3. WPA2 is the authentication form of the Wi-Fi Alliance verified IEEE 802.11i Standard, WPA2 implements the mandatory elements of 802.11i, in particular, the Michael algorithm is generally accepted completely secure CCMP (counter mode cipher block chain message Complete code protocol) message authentication code replaced, The RC4 encryption algorithm is also replaced by AES.

In WPA/WPA2, the generation of PTK is dependent on the PMK, and the PMK way there are two, one is the PSK mode, that is, the pre-shared key mode (pre-shared Key,psk, also known as personal mode), in this way PMK=PSK The other way, the authentication server and the site are required to negotiate to generate the PMK. Let's look at the difference between WPA and WPA2 by formula:

WPA = IEEE 802.11i Draft 3 = IEEE 802.1x/eap + WEP (optional project)/tkip

WPA2 = IEEE 802.11i = IEEE 802.1x/eap + WEP (optional project)/tkip/ccmp

At present, WPA2 encryption is very good security, as long as your wireless devices support WPA2 encryption, you will experience the most secure wireless network life. Even the hottest "rub network card" is still difficult to rub into your wireless network, users can rest assured that the use.

and a stronger encryption mode.

Perhaps some users have noticed that there is a WPA-PSK (TKIP) +WPA2-PSK (AES) option in the wireless network encryption mode without a line, is it stronger than the WPA2 encryption method? The answer is yes, this is really the strongest wireless encryption method, but because of the compatibility of this encryption mode problem, after the setup is difficult to connect normally, so it is not recommended for ordinary users to choose this encryption method.

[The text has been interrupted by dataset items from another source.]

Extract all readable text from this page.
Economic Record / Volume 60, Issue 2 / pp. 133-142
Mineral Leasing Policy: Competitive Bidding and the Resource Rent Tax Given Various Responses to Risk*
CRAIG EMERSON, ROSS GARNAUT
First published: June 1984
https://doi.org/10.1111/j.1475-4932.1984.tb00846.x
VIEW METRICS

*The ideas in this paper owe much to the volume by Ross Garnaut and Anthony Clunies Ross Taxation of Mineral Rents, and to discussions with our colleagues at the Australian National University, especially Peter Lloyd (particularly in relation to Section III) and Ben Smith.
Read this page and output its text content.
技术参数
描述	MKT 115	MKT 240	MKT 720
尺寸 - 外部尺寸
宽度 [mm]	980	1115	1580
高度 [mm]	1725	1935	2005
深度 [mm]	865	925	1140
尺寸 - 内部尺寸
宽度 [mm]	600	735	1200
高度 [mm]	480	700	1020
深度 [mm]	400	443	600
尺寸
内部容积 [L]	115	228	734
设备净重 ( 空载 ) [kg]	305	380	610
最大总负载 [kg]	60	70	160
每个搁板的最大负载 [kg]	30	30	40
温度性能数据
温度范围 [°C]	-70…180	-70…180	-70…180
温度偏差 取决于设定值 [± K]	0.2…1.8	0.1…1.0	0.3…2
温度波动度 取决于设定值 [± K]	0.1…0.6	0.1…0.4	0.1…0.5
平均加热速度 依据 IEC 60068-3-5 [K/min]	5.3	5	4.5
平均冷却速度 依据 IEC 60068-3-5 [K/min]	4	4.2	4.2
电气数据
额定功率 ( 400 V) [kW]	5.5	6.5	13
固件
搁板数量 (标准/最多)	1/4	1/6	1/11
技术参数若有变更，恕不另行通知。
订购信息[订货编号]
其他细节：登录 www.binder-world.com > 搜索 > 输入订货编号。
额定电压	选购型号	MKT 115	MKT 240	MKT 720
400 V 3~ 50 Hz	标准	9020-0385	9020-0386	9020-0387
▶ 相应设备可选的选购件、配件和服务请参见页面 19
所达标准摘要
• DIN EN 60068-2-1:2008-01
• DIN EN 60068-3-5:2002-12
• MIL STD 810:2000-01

Summary: Please encrypt your wireless network

Through the above introduction, I believe you have a wireless network of three encryption methods WEP, WPA, WPA2 have a more comprehensive understanding. For ordinary wireless users, we recommend you choose Wpa-psk (TKIP) and WPA2-PSK (AES) encryption, they can maximize the security of your wireless network, is the best choice at this stage, but if your wireless card does not support WPA/WPA2 encryption, Then 128-bit WEP encryption will be your bottom line, in order not to make your wireless network a "free public WiFi hotspot", please encrypt your wireless network.
Http://blog.sina.com.cn/s/blog_65affcec0101d5l1.html
Http://www.360doc.com/content/12/0216/22/26398_187210517.shtml
Http://www.enet.com.cn/article/2010/0927/A20100927740622.shtml

Wireless network card encryption method WEP WPA/WPA2 Introduction

Contact Us

The content source of this page is from Internet, which doesn't represent Alibaba Cloud's opinion; products and services mentioned on that page don't have any relationship with Alibaba Cloud. If the content of the page makes you feel confusing, please write us an email, we will handle the problem within 5 days after receiving your email.

If you find any instances of plagiarism from the community, please send an email to: info-contact@alibabacloud.com and provide relevant evidence. A staff member will contact you within 5 working days.

A Free Trial That Lets You Build Big!

Start building with 50+ products and up to 12 months usage for Elastic Compute Service

  • Sales Support

    1 on 1 presale consultation

  • After-Sales Support

    24/7 Technical Support 6 Free Tickets per Quarter Faster Response

  • Alibaba Cloud offers highly flexible support services tailored to meet your exact needs.